Biography: Manal Mohammed

Abstract

Epigenetic regulation of gene expression is explicitly controlled via chromatin remodeling, which in turn is controlled through post-translational modifications (PTM) of histone tails. The known PTMs include acetylation, methylation, phosphorylation, sumoylation, and ubiquitylation. In neoplasms, the mechanism of histone acetylation gets imbalanced through the overexpression of histone deacetylase (HDAC) and/or inactivation of histone acetyl transferase (HAT). Moreover, it extends to a plethora of effects including aberrant gene expression, oncogene activation, tumor suppressor gene inactivation and tumor progression. HDAC inhibitors regulate the gene expression and display anticancer potential. In the present study, a pharmacoinformatic approach was applied to develop a pharmacophore model based on a data set of 42 N-(2-aminophenyl)benzamide analogues reported for HDAC inhibitory profile. The generated model comprised of six chemical points, namely two hydrogen bond donors, two hydrogen bond acceptors and two aromatic rings. The statistically validated model (R2, SD, RCV2, etc) was further employed as a basis to design a library of 138 leads, which was checked for matching fitness against the model. The final hits were selected for chemical synthesis depending on binding interaction(s) after molecular docking, binding free energies and in silico ADME properties.
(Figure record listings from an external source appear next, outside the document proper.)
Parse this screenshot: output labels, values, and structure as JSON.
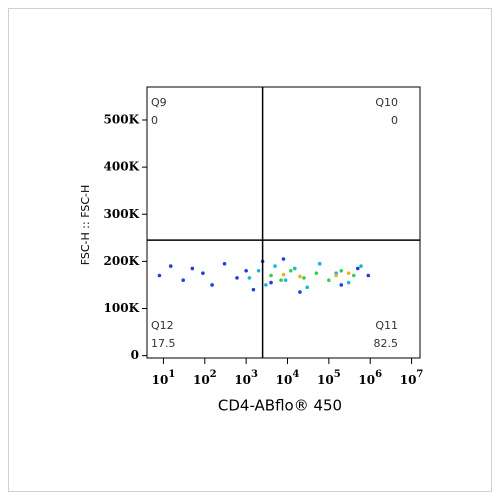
{
  "chart_data": {
    "type": "scatter",
    "xlabel": "CD4-ABflo® 450",
    "ylabel": "FSC-H :: FSC-H",
    "xscale": "log",
    "xlim": [
      4,
      16000000
    ],
    "xticks": [
      {
        "value": 10,
        "base": "10",
        "exponent": "1"
      },
      {
        "value": 100,
        "base": "10",
        "exponent": "2"
      },
      {
        "value": 1000,
        "base": "10",
        "exponent": "3"
      },
      {
        "value": 10000,
        "base": "10",
        "exponent": "4"
      },
      {
        "value": 100000,
        "base": "10",
        "exponent": "5"
      },
      {
        "value": 1000000,
        "base": "10",
        "exponent": "6"
      },
      {
        "value": 10000000,
        "base": "10",
        "exponent": "7"
      }
    ],
    "ylim": [
      -5000,
      570000
    ],
    "yticks": [
      0,
      {
        "value": 100000,
        "label": "100K"
      },
      {
        "value": 200000,
        "label": "200K"
      },
      {
        "value": 300000,
        "label": "300K"
      },
      {
        "value": 400000,
        "label": "400K"
      },
      {
        "value": 500000,
        "label": "500K"
      }
    ],
    "gate_x": 2500,
    "gate_y": 245000,
    "gate_color": "#000000",
    "quadrants": [
      {
        "name": "Q9",
        "value": 0,
        "corner": "top-left"
      },
      {
        "name": "Q10",
        "value": 0,
        "corner": "top-right"
      },
      {
        "name": "Q12",
        "value": 17.5,
        "corner": "bottom-left"
      },
      {
        "name": "Q11",
        "value": 82.5,
        "corner": "bottom-right"
      }
    ],
    "series": [
      {
        "color": "#1f3fd8",
        "x": [
          8,
          15,
          30,
          50,
          90,
          150,
          300,
          600,
          1000,
          1500,
          2500,
          4000,
          8000,
          20000,
          60000,
          200000,
          500000,
          900000
        ],
        "y": [
          170000,
          190000,
          160000,
          185000,
          175000,
          150000,
          195000,
          165000,
          180000,
          140000,
          200000,
          155000,
          205000,
          135000,
          195000,
          150000,
          185000,
          170000
        ]
      },
      {
        "color": "#18b6e0",
        "x": [
          1200,
          2000,
          3000,
          5000,
          9000,
          15000,
          30000,
          60000,
          150000,
          300000,
          600000
        ],
        "y": [
          165000,
          180000,
          150000,
          190000,
          160000,
          185000,
          145000,
          195000,
          175000,
          155000,
          190000
        ]
      },
      {
        "color": "#2fd34a",
        "x": [
          4000,
          7000,
          12000,
          25000,
          50000,
          100000,
          200000,
          400000
        ],
        "y": [
          170000,
          160000,
          180000,
          165000,
          175000,
          160000,
          180000,
          170000
        ]
      },
      {
        "color": "#f0b020",
        "x": [
          8000,
          20000,
          150000,
          300000
        ],
        "y": [
          172000,
          168000,
          170000,
          175000
        ]
      }
    ]
  }
}
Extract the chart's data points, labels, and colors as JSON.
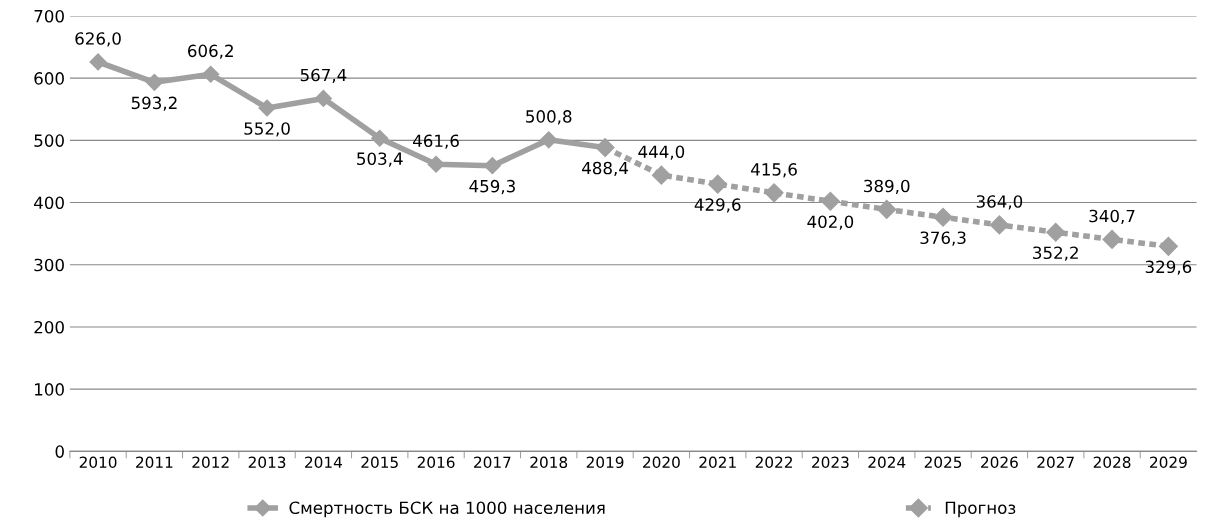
{
  "chart_data": {
    "type": "line",
    "categories": [
      "2010",
      "2011",
      "2012",
      "2013",
      "2014",
      "2015",
      "2016",
      "2017",
      "2018",
      "2019",
      "2020",
      "2021",
      "2022",
      "2023",
      "2024",
      "2025",
      "2026",
      "2027",
      "2028",
      "2029"
    ],
    "series": [
      {
        "name": "Смертность БСК на 1000 населения",
        "color": "#a0a0a0",
        "line_style": "solid",
        "values": [
          626.0,
          593.2,
          606.2,
          552.0,
          567.4,
          503.4,
          461.6,
          459.3,
          500.8,
          488.4,
          null,
          null,
          null,
          null,
          null,
          null,
          null,
          null,
          null,
          null
        ],
        "value_labels": [
          "626,0",
          "593,2",
          "606,2",
          "552,0",
          "567,4",
          "503,4",
          "461,6",
          "459,3",
          "500,8",
          "488,4",
          null,
          null,
          null,
          null,
          null,
          null,
          null,
          null,
          null,
          null
        ]
      },
      {
        "name": "Прогноз",
        "color": "#a0a0a0",
        "line_style": "dotted",
        "values": [
          null,
          null,
          null,
          null,
          null,
          null,
          null,
          null,
          null,
          488.4,
          444.0,
          429.6,
          415.6,
          402.0,
          389.0,
          376.3,
          364.0,
          352.2,
          340.7,
          329.6
        ],
        "value_labels": [
          null,
          null,
          null,
          null,
          null,
          null,
          null,
          null,
          null,
          null,
          "444,0",
          "429,6",
          "415,6",
          "402,0",
          "389,0",
          "376,3",
          "364,0",
          "352,2",
          "340,7",
          "329,6"
        ]
      }
    ],
    "ylim": [
      0,
      700
    ],
    "yticks": [
      0,
      100,
      200,
      300,
      400,
      500,
      600,
      700
    ],
    "grid": "y",
    "legend": "bottom",
    "marker": "diamond"
  }
}
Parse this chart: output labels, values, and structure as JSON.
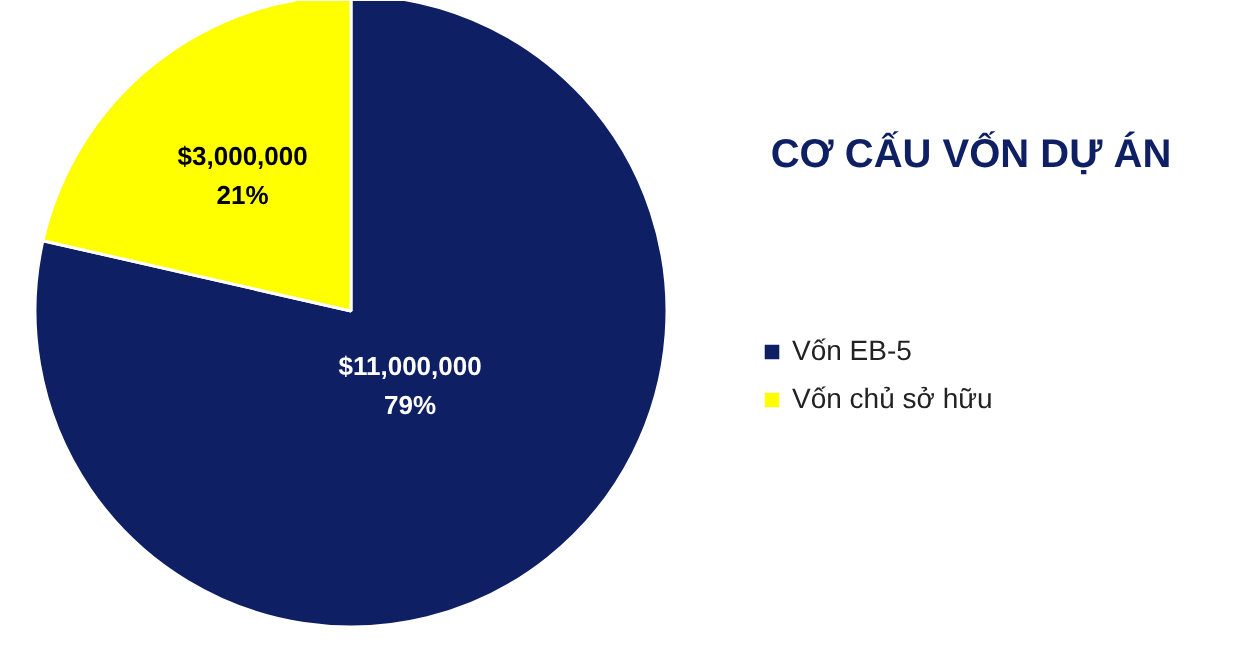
{
  "chart_data": {
    "type": "pie",
    "title": "CƠ CẤU VỐN DỰ ÁN",
    "categories": [
      "Vốn EB-5",
      "Vốn chủ sở hữu"
    ],
    "values": [
      11000000,
      3000000
    ],
    "colors": [
      "#0f1f63",
      "#ffff00"
    ],
    "value_labels": [
      "$11,000,000\n79%",
      "$3,000,000\n21%"
    ],
    "legend": "right"
  }
}
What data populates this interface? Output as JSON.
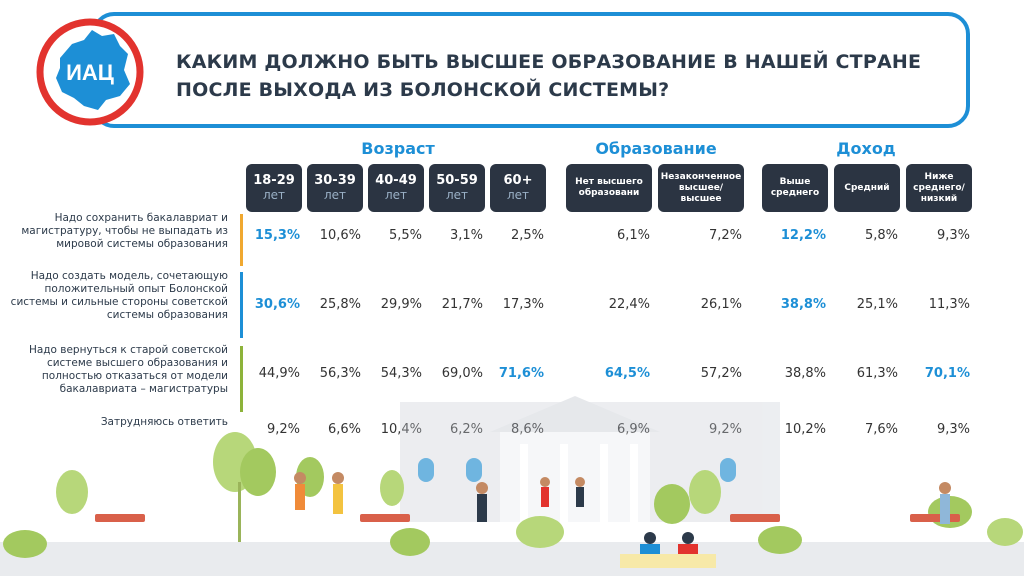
{
  "header": {
    "logo_text": "ИАЦ",
    "title_line1": "КАКИМ ДОЛЖНО БЫТЬ ВЫСШЕЕ ОБРАЗОВАНИЕ В НАШЕЙ СТРАНЕ",
    "title_line2": "ПОСЛЕ ВЫХОДА ИЗ БОЛОНСКОЙ СИСТЕМЫ?"
  },
  "colors": {
    "accent": "#1d8fd6",
    "header_bg": "#2b3442",
    "text": "#333333",
    "bar_orange": "#f0a830",
    "bar_blue": "#1d8fd6",
    "bar_green": "#8db33a"
  },
  "chart_data": {
    "type": "table",
    "groups": [
      {
        "name": "Возраст",
        "columns": [
          0,
          1,
          2,
          3,
          4
        ]
      },
      {
        "name": "Образование",
        "columns": [
          5,
          6
        ]
      },
      {
        "name": "Доход",
        "columns": [
          7,
          8,
          9
        ]
      }
    ],
    "columns": [
      {
        "main": "18-29",
        "sub": "лет"
      },
      {
        "main": "30-39",
        "sub": "лет"
      },
      {
        "main": "40-49",
        "sub": "лет"
      },
      {
        "main": "50-59",
        "sub": "лет"
      },
      {
        "main": "60+",
        "sub": "лет"
      },
      {
        "main": "Нет высшего образовани",
        "sub": ""
      },
      {
        "main": "Незаконченное высшее/ высшее",
        "sub": ""
      },
      {
        "main": "Выше среднего",
        "sub": ""
      },
      {
        "main": "Средний",
        "sub": ""
      },
      {
        "main": "Ниже среднего/ низкий",
        "sub": ""
      }
    ],
    "rows": [
      {
        "label": "Надо сохранить бакалавриат и магистратуру, чтобы не выпадать из мировой системы образования",
        "values": [
          "15,3%",
          "10,6%",
          "5,5%",
          "3,1%",
          "2,5%",
          "6,1%",
          "7,2%",
          "12,2%",
          "5,8%",
          "9,3%"
        ],
        "highlight": [
          0,
          7
        ]
      },
      {
        "label": "Надо создать модель, сочетающую положительный опыт Болонской системы и сильные стороны советской системы образования",
        "values": [
          "30,6%",
          "25,8%",
          "29,9%",
          "21,7%",
          "17,3%",
          "22,4%",
          "26,1%",
          "38,8%",
          "25,1%",
          "11,3%"
        ],
        "highlight": [
          0,
          7
        ]
      },
      {
        "label": "Надо вернуться к старой советской системе высшего образования и полностью отказаться от модели бакалавриата – магистратуры",
        "values": [
          "44,9%",
          "56,3%",
          "54,3%",
          "69,0%",
          "71,6%",
          "64,5%",
          "57,2%",
          "38,8%",
          "61,3%",
          "70,1%"
        ],
        "highlight": [
          4,
          5,
          9
        ]
      },
      {
        "label": "Затрудняюсь ответить",
        "values": [
          "9,2%",
          "6,6%",
          "10,4%",
          "6,2%",
          "8,6%",
          "6,9%",
          "9,2%",
          "10,2%",
          "7,6%",
          "9,3%"
        ],
        "highlight": []
      }
    ]
  }
}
These synthesized hits, containing oxadiazole and thiadiazole heterocycles, were investigated for their in vitro HDAC8 inhibitory and antitumour activity. Among all the compounds, the hydroxamic acid analogue containing p-tolyl substituted thiadiazole displayed better HDAC8 inhibitory potential and significant anticancer activity in comparison to FDA approved HDAC inhibitor, SAHA. These results warrant further investigations to substantiate the compound as a promising drug for treatment of cancer.